I sense that Reed has given us an
important lesson about power in his introductions, that he warns us to exercise
caution in how we go about engaging “multiculturalism” as conditions of
existence in a defined space (nation or territory) that is inhabited by people
who have and identify with different cultural assumptions, beliefs and
practices. Scholars are never exactly
“outside” that space nor immune to its conditions.
WORKS CITED
Reed, Ishmael, ed. Calafia: The California Poetry.

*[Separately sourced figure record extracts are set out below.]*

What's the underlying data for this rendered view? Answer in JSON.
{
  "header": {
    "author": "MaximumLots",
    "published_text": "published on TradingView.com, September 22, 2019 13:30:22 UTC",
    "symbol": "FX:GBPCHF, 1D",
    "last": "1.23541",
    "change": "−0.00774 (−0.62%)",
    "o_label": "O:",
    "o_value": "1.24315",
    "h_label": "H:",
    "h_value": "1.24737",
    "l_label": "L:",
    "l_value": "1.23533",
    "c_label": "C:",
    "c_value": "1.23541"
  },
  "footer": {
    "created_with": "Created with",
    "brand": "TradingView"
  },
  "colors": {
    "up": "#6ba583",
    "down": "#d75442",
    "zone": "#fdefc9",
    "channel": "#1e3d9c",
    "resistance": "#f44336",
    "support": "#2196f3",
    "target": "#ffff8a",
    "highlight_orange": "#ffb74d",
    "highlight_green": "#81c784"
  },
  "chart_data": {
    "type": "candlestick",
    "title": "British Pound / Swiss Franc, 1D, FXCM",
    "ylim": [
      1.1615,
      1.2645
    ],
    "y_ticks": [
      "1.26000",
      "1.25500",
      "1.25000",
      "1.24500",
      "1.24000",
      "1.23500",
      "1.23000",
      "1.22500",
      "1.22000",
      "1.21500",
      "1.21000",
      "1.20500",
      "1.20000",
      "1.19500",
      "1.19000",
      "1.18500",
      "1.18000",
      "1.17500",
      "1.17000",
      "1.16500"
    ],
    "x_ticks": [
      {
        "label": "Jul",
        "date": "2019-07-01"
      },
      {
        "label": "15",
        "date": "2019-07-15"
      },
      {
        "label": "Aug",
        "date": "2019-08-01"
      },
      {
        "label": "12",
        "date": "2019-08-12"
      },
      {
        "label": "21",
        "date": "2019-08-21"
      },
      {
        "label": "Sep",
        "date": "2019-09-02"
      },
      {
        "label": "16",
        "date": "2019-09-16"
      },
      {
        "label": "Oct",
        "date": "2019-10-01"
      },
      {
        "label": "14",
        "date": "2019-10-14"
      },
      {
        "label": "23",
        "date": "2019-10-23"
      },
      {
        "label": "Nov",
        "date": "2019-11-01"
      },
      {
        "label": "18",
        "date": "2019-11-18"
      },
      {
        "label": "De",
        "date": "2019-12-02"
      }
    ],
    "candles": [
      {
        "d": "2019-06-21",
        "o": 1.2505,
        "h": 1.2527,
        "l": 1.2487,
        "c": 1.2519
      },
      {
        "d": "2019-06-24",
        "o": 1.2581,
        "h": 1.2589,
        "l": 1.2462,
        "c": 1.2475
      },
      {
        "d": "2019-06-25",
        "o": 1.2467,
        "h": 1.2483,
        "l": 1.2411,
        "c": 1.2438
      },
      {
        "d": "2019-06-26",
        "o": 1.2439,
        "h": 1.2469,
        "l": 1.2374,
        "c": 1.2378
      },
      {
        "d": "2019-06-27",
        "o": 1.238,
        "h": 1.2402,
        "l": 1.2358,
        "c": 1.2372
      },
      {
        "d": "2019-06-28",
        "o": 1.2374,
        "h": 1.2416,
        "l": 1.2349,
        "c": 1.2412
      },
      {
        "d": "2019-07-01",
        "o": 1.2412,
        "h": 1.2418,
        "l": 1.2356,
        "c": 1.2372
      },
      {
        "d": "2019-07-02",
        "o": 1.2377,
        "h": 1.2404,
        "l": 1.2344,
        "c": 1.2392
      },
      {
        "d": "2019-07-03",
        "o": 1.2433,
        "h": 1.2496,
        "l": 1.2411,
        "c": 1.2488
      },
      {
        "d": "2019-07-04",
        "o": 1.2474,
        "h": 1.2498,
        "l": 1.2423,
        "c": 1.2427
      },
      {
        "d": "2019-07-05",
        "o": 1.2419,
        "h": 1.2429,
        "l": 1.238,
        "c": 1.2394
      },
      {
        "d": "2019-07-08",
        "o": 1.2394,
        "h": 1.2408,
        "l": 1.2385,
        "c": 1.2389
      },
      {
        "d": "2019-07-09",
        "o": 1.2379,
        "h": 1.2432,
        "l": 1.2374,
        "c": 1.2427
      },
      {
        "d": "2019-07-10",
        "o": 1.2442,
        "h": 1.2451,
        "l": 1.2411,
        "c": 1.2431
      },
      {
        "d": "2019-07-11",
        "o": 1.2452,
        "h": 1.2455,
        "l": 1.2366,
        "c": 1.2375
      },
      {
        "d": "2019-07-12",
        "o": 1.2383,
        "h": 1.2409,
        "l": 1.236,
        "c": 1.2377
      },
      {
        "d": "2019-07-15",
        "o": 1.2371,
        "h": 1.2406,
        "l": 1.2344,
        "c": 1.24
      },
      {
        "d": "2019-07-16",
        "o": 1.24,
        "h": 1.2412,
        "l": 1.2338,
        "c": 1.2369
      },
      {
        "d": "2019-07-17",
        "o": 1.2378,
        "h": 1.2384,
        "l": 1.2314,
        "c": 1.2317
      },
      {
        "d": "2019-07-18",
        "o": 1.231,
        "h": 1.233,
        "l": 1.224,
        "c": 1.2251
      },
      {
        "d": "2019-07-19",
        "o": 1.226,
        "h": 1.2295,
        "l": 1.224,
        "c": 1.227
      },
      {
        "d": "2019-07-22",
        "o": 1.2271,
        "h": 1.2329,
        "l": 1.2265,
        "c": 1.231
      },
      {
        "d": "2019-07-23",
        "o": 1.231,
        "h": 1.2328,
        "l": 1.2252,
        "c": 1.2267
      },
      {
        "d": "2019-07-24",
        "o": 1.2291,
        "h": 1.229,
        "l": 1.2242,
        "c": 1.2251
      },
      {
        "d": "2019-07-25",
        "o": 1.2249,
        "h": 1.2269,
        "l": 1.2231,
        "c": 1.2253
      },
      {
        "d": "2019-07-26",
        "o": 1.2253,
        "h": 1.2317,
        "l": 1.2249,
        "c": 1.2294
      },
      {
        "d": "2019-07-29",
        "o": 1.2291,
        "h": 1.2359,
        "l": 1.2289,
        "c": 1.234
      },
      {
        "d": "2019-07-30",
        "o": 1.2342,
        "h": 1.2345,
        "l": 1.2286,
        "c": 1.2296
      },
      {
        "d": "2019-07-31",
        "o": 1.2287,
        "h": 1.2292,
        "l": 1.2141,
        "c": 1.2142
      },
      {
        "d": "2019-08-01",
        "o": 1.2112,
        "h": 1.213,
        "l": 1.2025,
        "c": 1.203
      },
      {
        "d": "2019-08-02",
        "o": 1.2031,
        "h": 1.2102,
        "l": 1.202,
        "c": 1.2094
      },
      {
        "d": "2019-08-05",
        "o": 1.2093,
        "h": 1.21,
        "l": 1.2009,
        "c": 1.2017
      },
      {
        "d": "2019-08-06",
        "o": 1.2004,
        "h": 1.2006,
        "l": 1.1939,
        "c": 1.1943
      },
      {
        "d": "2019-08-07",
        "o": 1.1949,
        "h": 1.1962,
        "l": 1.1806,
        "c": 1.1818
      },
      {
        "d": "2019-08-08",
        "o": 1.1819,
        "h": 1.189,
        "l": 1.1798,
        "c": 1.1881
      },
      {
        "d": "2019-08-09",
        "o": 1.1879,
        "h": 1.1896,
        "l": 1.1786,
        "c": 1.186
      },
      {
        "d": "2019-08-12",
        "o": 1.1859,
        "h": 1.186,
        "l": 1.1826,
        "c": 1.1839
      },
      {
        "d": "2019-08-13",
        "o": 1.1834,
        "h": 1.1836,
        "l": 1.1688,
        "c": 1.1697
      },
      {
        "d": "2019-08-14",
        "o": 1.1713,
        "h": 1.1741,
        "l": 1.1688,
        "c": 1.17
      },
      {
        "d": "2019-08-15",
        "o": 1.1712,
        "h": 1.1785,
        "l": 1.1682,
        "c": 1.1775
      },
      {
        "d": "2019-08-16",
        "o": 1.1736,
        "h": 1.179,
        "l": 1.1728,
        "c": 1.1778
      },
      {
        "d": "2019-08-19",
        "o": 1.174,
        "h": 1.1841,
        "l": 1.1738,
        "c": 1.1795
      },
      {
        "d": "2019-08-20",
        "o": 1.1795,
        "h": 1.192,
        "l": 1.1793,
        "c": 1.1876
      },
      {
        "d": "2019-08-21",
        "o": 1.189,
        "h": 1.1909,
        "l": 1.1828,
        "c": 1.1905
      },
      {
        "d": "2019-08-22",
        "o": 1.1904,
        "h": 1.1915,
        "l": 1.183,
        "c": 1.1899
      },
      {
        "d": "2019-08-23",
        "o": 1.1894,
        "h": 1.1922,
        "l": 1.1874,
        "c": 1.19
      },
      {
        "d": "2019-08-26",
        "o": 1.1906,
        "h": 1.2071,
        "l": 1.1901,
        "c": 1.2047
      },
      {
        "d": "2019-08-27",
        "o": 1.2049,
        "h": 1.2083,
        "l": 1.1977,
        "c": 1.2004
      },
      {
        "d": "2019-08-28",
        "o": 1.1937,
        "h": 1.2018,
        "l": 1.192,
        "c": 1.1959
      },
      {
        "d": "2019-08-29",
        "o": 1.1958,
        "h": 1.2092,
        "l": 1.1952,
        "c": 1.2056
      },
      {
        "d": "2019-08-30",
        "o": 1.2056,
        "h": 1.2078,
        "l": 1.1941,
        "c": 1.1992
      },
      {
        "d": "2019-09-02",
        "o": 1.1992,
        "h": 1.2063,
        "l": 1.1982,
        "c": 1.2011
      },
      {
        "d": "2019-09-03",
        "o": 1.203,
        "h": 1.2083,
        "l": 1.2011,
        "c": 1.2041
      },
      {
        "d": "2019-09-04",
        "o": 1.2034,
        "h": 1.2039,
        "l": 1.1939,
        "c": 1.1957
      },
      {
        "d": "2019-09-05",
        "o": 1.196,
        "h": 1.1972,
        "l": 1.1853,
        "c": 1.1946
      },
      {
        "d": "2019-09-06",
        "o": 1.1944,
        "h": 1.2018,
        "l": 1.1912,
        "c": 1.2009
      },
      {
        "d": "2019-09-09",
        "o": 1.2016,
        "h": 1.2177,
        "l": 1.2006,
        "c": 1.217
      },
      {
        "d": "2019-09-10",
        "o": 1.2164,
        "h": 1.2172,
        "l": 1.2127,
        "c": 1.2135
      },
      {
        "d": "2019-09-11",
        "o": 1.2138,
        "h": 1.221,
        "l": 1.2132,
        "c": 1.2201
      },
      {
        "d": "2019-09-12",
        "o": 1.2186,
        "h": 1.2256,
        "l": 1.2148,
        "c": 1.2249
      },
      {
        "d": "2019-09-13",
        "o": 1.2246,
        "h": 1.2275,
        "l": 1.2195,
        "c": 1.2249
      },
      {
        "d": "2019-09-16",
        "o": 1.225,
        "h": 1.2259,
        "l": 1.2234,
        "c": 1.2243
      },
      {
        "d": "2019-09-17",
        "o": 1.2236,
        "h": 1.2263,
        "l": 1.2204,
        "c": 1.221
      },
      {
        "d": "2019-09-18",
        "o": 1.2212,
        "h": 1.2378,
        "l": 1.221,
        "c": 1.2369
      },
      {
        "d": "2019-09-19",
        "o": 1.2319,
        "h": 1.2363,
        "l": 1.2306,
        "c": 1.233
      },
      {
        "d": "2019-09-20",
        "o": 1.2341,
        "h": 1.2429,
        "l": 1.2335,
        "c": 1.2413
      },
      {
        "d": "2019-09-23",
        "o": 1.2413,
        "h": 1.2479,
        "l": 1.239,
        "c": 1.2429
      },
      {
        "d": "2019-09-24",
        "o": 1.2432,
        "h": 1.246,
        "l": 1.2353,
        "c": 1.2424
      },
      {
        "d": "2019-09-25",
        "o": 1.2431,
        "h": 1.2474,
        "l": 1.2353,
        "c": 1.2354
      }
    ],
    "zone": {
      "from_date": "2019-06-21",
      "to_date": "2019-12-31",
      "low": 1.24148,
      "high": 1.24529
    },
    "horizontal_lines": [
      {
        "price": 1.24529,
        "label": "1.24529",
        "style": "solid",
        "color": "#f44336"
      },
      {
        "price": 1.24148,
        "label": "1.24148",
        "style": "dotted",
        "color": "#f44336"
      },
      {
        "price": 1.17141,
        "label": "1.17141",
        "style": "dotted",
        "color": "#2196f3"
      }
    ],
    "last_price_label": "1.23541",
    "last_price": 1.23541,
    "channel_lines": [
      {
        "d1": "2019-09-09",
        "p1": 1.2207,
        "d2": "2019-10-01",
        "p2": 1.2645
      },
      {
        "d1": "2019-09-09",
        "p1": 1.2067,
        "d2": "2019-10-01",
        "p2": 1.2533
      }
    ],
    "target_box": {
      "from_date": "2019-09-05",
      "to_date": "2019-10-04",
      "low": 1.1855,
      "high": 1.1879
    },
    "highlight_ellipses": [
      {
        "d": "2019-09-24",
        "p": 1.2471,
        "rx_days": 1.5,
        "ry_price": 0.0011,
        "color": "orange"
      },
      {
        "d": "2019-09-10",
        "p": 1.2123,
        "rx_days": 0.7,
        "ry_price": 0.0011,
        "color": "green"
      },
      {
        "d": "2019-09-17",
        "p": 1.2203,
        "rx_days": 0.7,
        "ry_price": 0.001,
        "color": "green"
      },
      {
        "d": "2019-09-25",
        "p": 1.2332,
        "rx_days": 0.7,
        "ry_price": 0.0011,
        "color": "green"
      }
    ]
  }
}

Berkeley, CA: Y’Bird Books, 1979. Print.
____________. From Totems to Hip-Hop: A Multicultural Anthology of Poetry Across the Americas, 1900-2002. New York: Thunder’s Mouth Press, 2003. Print.
___________., Going Too Far: Essays about America’s Nervous Breakdown Montreal: Baraka Books 2012. Print.
___________. MultiAmerica: Essays on Cultural Wars and Cultural Peace. New York: Viking Penguin, 1997. Print.
___________. 19 Necromancers From Now: An Anthology of Original American Writing For the 1970s. Garden City, NY: Anchor, 1970. Print.
___________, ed. with Carla Blank. Pow Wow: Charting the Fault Lines in the American Experience ---Short Fiction from Then to Now. Philadelphia: DaCapo Press, 2009. Print.
Ruoff, A. LaVonne Brown and Jerry W. Ward, Jr., eds. Redefining American Literary History. New York: Modern Language Association of America, 1990. Print.